By campaigning for a “Yes” vote Angela Merkel and her co-conspirators displayed arrogance, ineptitude, heartlessness, impracticality, and a hostility to the democratic process.
Arrogance in their insistence that they knew what was best for Greece.
Ineptitude in that the heavy hand of the German and other European leaders only made Greeks more determined to vote “No”.
Heartlessness in that they were happy to condemn more Greeks to impoverishment through putting the Greek economy into a greater tailspin.
Impracticality in that a further decline in Greece’s economy makes it less likely Greece will ever be able to repay the $US370 billion it owes to its lenders.
And finally, by opposing the very holding of the referendum, they showed they are frightened of democracy itself.
The behavior of Europe’s leaders puts into question the European project itself. The European Union has a lot of good points, such as having more advanced social, environmental and human rights policies than much of the world.
In theory, the European identity also restrains the adoption of narrow nationalist policies by member states. In practice, however, the dominance of Europe by a few big countries, particularly Germany, is fueling a nationalist response. This response is understandable when the common currency, the euro, is kept at a high value to accommodate the needs of the strongest economies, like Germany’s, at the expense of the weaker ones in southern Europe. When combined with the neo-liberal policies of Europe’s mandarins this is an explosive mixture.
The feeling among ordinary Europeans that they have little control over decisions made in Brussels that negatively effect their lives is generating opposition to Europe across the political spectrum – witness the referendum on Europe projected to take place in Britain.

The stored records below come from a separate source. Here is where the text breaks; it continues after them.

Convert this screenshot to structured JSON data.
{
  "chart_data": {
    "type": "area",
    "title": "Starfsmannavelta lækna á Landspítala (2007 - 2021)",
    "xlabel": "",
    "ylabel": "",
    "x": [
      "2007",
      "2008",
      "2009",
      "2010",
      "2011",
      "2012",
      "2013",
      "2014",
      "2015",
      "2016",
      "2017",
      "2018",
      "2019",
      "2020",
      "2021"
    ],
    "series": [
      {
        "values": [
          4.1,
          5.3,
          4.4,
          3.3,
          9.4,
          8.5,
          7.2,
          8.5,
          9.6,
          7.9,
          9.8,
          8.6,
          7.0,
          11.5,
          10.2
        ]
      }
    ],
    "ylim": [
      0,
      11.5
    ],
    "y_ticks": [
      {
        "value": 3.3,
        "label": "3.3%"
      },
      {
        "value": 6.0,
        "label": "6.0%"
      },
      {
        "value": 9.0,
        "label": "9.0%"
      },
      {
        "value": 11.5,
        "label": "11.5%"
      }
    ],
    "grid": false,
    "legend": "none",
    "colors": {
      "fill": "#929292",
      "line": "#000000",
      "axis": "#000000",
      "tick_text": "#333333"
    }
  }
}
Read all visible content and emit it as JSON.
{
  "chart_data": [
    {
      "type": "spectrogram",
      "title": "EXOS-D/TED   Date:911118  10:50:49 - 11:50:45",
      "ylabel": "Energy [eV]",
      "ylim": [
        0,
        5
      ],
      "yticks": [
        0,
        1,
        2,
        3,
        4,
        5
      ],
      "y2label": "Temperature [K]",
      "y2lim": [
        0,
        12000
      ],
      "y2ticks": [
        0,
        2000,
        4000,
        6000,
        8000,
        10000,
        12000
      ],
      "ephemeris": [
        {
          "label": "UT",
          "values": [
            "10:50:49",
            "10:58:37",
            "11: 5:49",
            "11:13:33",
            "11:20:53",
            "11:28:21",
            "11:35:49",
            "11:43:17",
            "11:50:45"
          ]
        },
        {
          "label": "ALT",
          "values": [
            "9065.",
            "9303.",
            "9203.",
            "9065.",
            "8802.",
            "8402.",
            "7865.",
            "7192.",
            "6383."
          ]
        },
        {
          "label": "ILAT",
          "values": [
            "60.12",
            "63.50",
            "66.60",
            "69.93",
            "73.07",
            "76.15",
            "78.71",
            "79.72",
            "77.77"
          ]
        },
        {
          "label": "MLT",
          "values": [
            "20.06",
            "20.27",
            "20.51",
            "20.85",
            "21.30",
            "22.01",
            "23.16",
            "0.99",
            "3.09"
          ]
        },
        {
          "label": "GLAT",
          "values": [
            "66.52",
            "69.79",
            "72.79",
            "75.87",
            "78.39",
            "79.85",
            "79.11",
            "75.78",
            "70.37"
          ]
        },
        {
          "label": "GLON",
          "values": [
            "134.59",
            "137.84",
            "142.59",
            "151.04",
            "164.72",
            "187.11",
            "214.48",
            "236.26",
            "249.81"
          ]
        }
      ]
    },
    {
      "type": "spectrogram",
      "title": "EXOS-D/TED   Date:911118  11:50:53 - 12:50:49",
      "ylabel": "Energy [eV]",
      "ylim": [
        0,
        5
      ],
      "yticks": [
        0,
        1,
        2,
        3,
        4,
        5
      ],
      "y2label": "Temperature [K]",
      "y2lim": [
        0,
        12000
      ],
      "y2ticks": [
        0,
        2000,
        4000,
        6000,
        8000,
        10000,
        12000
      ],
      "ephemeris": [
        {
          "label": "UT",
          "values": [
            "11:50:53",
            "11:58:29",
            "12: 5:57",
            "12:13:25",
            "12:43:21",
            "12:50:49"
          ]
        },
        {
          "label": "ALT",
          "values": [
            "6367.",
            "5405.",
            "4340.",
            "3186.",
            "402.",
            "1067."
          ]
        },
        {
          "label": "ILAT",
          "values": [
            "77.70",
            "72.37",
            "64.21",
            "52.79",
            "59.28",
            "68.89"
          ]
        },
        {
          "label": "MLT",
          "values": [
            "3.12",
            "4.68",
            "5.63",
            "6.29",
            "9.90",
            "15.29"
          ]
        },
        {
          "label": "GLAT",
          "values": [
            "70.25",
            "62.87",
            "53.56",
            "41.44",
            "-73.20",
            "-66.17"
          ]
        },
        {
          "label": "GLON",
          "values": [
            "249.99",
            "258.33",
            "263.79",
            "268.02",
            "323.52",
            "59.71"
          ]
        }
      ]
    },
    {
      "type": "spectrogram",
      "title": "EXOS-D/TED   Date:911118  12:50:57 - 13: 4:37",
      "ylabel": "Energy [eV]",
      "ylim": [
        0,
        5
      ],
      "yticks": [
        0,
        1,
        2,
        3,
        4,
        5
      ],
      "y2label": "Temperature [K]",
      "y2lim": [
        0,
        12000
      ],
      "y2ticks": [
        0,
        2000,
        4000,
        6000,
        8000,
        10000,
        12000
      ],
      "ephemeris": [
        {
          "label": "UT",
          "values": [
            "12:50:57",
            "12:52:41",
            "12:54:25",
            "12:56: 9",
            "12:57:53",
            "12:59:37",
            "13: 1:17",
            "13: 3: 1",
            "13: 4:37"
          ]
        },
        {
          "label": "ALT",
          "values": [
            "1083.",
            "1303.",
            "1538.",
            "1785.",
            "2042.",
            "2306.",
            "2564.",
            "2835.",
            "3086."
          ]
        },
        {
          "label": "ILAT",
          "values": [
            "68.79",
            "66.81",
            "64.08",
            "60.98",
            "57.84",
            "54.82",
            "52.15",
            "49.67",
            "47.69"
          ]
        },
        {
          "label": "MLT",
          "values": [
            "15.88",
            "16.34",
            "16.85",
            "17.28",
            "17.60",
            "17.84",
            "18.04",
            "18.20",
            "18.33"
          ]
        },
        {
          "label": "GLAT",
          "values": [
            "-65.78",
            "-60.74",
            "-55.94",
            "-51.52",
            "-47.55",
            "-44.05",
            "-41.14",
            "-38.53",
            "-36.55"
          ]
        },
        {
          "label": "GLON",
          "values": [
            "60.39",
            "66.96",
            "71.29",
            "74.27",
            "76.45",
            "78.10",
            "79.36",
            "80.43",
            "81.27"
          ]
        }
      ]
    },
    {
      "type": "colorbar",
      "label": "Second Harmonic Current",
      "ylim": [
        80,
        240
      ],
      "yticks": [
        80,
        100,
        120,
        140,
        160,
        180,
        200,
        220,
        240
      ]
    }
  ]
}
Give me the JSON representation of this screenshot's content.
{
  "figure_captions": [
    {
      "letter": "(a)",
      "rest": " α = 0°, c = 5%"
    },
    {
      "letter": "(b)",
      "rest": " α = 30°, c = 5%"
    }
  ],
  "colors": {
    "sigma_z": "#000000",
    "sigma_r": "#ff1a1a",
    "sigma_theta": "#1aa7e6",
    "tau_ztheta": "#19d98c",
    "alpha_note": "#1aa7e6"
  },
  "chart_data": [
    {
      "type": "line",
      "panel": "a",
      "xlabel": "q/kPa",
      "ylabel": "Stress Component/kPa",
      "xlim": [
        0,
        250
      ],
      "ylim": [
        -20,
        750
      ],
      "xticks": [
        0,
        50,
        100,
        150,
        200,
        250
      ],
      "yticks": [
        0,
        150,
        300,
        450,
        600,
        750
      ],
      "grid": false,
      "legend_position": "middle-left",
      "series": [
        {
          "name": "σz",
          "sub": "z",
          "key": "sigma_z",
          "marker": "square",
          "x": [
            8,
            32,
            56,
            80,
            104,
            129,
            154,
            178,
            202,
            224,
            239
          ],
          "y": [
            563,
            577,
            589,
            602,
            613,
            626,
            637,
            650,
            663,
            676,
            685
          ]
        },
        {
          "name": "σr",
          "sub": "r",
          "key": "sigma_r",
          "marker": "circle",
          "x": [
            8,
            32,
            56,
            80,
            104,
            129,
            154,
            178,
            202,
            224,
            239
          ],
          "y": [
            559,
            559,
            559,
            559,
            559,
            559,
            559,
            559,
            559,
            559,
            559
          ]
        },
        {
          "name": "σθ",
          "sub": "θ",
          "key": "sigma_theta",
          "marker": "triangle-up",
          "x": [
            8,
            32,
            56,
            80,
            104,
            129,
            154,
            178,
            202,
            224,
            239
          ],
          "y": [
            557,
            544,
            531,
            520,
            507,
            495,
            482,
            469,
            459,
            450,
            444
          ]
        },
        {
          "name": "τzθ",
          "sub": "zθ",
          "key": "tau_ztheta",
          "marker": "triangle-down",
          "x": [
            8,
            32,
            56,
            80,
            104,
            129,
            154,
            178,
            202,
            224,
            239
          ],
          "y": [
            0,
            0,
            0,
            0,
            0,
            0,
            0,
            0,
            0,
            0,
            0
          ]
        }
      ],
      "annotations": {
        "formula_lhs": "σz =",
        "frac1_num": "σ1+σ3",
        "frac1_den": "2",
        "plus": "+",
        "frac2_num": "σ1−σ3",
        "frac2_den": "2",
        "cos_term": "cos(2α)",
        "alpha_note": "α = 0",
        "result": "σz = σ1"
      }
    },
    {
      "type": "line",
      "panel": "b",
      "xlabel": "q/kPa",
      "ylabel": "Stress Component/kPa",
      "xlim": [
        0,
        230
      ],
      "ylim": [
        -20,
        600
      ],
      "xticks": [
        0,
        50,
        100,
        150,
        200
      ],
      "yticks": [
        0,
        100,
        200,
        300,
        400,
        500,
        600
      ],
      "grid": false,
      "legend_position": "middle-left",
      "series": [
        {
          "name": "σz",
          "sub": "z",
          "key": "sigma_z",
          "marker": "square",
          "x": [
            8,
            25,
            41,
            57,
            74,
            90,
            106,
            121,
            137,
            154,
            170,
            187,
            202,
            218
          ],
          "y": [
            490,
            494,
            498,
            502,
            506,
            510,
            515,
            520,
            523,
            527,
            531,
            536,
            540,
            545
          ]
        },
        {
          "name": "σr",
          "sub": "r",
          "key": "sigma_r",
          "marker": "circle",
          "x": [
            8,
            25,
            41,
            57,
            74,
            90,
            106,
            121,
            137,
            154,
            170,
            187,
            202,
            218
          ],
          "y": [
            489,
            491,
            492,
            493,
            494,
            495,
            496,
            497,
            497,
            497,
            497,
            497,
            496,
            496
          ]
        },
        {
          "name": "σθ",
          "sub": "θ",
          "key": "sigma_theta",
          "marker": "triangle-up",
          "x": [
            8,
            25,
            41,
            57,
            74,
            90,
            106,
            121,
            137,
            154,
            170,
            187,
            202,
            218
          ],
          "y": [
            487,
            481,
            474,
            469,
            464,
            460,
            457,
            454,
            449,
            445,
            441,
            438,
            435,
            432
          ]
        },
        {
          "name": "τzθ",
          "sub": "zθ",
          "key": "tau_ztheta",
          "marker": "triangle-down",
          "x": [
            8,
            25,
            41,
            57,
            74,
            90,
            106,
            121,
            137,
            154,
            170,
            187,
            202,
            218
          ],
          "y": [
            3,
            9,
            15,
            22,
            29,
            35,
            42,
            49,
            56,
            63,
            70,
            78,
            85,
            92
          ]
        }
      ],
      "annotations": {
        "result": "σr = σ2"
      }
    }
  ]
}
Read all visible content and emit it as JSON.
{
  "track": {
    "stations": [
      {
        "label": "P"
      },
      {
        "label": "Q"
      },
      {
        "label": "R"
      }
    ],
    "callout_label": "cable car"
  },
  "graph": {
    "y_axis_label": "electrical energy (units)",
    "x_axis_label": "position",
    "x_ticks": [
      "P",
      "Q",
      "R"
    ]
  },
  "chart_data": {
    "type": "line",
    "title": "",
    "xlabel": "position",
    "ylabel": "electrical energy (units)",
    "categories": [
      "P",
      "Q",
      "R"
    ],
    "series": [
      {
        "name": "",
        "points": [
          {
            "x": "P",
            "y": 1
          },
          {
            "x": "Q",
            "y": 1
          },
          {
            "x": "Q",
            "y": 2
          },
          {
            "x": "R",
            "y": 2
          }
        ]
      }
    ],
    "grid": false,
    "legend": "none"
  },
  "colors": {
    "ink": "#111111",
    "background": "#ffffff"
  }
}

The advantage of Europe’s problems coming to a head in Greece is that Syriza’s leaders are not narrow nationalists. They proclaims solidarity with the other parties fighting austerity in Europe, such as the Podemas party in Spain, whose high poll rating is partly on the back of Syriza’s success.
Whether Greece stays in the Eurozone, or is forced out, the example of its resistance to the austerity project will continue to inspire parties like Podemas across Europe.
If the European Union does not democratize, and keeps on its neo-liberal track, it has a very troubling future.